Terkait Usia Pernikahan, Berikut Saran Muhammadiyah
Pimpinan Pusat Nasyiatul Aisyiyah (PP NA) mengadakan diskusi panel dengan topik Fikih Anak yang diikuti oleh 45 kader NA Daerah Istimewa Yogyakarta (DIY) dan Jawa Tengah (Jateng). Kegiatan ini diselenggarakan di Aula Gedung Muhammadiyah Jalan KH Ahmad Dahlan, Yogyakarta, Selasa (30/1/2018).
"Organisasi otonom kekuatannya pada pengajian-pengajian, salah satunya dengan diskusi, hal tersebut perlu dilakukan agar ruh gerakan Muhammadiyahnya tidak hilang," kata Diyah Puspitarini, Ketua Umum PP NA.
Diyah melanjutkan salah satu icon dan kampanye kegiatan NA saat ini adalah sosialisasi mengenai stunting, hal ini dilakukan NA karena masyarakat Indonesia masih banyak yang belum peduli perihal isu tersebut, apalagi banyak kader NA yang sedang hamil muda.
"Paling tidak anggota NA bayinya tidak ada yang stunting dan ini bagian dari dakwah, " lanjutnya.
Materi diskusi panel fikih anak ini disampaikan oleh dua narasumber yakni Anggota Majelis Tarjih dan Tajdid PP Muhammadiyah Mohammad Mas'udi dan Nur Wahidatul Muflihah, Anggota PP NA.
Mas'udi mengatakan yang namanya fikih itu tidak hanya persoalan halal dan haram namun bicara seperangkat secara khusus. Sekedar diketahui, hingga saat ini Majelis Tarjih telah mengeluarkan beberapa fikih, diantaranya fiqih kebencanaan, fikih antikorupsi dan juga fikih anak.

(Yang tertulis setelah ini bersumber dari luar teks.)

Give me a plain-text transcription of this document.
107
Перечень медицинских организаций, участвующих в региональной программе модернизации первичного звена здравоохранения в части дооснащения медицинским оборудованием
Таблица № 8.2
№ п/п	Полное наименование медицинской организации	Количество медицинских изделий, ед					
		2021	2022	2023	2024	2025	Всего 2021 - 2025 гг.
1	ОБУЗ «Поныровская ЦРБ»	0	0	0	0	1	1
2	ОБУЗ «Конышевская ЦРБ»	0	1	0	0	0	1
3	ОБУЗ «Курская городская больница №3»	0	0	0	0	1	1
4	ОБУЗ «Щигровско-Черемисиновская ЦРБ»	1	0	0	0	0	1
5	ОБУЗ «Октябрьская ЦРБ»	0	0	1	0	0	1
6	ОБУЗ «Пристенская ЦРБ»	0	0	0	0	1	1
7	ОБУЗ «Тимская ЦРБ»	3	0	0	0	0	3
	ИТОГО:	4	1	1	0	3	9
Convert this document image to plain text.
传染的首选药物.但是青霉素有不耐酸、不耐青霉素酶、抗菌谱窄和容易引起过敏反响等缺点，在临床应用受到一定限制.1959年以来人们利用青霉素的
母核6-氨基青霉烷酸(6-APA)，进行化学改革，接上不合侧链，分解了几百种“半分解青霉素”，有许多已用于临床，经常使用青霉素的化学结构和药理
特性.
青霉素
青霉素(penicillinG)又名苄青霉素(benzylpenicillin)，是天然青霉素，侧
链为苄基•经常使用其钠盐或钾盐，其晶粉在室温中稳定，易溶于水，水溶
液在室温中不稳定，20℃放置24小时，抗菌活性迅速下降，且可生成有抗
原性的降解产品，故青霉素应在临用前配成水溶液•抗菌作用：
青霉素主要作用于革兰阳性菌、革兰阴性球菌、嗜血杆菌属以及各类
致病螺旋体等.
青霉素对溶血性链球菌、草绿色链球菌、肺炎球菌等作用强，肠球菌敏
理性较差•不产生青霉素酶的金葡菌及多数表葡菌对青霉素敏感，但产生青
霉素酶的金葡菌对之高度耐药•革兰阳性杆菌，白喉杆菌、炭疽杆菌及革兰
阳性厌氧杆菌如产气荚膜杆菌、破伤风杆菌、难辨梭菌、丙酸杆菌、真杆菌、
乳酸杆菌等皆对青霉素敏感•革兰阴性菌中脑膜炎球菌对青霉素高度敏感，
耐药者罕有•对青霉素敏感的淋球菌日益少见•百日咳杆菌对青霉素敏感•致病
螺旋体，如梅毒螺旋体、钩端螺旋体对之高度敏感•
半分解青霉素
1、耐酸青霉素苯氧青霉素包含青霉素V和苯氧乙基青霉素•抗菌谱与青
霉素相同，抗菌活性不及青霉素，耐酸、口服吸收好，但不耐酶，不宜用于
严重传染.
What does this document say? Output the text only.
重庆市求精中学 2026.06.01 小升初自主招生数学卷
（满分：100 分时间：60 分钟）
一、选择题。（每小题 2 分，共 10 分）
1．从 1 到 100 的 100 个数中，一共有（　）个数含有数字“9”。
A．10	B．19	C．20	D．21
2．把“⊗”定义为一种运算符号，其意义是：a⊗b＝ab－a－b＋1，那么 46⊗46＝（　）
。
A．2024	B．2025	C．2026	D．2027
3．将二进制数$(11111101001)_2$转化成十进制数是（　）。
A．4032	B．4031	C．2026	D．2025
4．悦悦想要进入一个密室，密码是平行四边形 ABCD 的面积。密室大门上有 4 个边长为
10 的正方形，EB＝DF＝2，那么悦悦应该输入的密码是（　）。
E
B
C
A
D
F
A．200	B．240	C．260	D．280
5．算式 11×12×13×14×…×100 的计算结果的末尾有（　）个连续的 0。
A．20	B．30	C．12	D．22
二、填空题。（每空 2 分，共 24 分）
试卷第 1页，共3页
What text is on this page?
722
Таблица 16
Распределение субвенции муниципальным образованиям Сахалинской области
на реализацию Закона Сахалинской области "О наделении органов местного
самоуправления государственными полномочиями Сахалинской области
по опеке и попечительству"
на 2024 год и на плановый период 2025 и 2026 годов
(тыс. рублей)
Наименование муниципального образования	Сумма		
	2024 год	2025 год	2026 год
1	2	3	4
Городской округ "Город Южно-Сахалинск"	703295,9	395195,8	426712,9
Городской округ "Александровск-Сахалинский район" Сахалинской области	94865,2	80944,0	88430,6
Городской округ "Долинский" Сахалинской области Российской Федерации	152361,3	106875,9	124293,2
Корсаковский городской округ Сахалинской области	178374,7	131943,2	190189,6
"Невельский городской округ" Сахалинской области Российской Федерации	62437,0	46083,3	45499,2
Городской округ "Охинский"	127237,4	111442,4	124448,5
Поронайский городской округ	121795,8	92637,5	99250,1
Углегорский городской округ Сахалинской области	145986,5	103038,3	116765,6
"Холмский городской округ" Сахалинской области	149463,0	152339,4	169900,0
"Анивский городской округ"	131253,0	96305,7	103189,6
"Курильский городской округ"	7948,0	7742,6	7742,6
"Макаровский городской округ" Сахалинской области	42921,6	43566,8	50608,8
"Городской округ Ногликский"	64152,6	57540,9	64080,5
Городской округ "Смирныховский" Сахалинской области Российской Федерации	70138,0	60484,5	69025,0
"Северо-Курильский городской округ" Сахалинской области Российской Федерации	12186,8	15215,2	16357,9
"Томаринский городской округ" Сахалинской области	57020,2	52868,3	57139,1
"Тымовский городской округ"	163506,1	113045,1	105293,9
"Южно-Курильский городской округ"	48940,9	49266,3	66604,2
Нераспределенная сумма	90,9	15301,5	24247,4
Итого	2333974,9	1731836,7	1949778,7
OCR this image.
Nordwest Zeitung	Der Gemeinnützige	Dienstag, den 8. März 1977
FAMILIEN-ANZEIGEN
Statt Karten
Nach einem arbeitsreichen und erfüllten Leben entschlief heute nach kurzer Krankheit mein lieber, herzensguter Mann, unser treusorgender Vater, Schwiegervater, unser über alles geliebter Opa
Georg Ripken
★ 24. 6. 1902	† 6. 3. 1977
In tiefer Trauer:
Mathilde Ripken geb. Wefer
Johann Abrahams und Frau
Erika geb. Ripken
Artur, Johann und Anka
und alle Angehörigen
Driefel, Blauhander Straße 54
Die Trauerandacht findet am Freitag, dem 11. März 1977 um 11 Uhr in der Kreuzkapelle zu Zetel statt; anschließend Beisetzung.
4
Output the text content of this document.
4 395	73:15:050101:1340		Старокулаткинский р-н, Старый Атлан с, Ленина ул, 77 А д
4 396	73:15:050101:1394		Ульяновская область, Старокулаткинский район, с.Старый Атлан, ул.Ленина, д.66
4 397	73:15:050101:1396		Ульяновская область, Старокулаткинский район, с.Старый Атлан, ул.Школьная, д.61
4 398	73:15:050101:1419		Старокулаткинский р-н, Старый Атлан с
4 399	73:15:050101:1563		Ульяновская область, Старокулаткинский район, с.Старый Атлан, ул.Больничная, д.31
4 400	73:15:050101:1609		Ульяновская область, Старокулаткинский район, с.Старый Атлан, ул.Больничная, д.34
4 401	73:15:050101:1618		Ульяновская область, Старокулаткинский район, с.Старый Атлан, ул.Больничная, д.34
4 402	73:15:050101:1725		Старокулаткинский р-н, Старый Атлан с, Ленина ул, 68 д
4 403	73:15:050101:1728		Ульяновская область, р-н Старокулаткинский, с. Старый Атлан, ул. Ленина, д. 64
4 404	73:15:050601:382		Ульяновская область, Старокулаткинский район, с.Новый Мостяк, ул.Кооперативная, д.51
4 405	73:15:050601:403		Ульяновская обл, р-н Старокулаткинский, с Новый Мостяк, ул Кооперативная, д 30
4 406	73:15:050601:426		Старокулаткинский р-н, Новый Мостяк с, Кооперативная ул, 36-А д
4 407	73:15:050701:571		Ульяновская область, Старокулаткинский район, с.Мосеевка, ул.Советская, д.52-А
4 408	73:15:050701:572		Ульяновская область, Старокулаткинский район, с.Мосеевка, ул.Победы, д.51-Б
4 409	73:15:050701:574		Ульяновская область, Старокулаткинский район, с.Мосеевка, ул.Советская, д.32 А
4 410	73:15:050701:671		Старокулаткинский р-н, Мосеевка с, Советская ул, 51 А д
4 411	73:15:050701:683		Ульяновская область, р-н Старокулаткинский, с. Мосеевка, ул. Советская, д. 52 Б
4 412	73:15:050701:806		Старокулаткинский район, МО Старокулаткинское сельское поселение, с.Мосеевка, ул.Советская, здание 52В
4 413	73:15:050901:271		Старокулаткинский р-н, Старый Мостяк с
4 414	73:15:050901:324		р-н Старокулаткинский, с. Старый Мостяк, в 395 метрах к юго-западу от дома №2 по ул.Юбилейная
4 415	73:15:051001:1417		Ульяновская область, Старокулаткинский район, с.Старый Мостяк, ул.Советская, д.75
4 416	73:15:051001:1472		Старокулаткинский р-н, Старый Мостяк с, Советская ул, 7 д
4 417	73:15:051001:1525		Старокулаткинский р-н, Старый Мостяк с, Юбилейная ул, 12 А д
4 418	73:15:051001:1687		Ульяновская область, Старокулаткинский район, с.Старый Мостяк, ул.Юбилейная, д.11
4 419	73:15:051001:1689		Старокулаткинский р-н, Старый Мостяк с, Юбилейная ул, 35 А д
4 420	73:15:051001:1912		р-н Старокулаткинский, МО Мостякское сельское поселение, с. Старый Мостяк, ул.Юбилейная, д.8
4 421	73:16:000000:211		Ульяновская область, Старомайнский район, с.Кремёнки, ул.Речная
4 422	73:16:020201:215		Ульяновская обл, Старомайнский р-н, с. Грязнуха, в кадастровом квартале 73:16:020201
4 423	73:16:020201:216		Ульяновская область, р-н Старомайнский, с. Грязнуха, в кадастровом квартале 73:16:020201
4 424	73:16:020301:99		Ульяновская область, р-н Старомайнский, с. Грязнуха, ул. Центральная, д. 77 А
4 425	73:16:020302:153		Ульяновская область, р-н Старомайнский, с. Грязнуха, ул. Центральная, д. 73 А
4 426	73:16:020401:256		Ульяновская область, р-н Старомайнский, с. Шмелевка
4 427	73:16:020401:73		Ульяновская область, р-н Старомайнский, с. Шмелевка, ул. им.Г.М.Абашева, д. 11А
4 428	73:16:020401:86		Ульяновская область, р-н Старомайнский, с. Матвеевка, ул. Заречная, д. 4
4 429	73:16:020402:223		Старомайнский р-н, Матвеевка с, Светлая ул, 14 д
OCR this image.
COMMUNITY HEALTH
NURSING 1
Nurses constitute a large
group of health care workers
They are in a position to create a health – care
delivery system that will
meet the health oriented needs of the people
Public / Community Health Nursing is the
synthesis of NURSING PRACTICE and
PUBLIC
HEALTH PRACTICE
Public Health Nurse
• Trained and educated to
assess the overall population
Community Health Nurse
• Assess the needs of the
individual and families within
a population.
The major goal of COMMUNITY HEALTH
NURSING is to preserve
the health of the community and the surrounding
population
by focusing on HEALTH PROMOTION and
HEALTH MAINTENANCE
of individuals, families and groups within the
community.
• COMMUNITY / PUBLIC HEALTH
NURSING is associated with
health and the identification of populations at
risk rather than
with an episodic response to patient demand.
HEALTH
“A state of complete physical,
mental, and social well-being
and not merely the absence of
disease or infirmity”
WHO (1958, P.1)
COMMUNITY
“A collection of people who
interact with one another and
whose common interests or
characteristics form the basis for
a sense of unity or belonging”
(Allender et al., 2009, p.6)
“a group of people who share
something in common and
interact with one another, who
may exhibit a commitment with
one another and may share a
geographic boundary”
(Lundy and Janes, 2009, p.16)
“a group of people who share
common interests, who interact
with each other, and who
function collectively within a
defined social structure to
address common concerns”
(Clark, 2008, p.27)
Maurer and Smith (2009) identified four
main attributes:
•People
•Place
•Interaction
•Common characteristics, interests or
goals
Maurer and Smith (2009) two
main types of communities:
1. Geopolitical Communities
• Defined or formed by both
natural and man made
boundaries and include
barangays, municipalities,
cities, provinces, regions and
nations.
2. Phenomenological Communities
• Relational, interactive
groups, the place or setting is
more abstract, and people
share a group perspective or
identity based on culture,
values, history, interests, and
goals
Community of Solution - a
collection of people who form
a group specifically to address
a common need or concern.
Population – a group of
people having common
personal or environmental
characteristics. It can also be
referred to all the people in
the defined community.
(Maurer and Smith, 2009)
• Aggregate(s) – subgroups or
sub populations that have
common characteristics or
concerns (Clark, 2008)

Berkaitan dengan fikih anak, Mas’udi mengungkapkan bahwa Majelis Tarjih ingin meningkatkan usia pernikahan, yang mana nikah yang ideal berada pada usia 21 tahun.
Kalau di dalam Undang-undang perkawinan, anak perempuan usia 16 tahun dan laki-laki usia 18 tahun sudah boleh menikah. Majelis Tarjih dan Tajdid PP Muhammadiyah membuat usia ideal pernikahan bagi perempuan dan laki-laki di usia 21 tahun.
“Maksud dari usia ideal menikah adalah saran Muhammadiyah, bukan berupa fatwa dari Muhammadiyah,” jelas Mas’udi.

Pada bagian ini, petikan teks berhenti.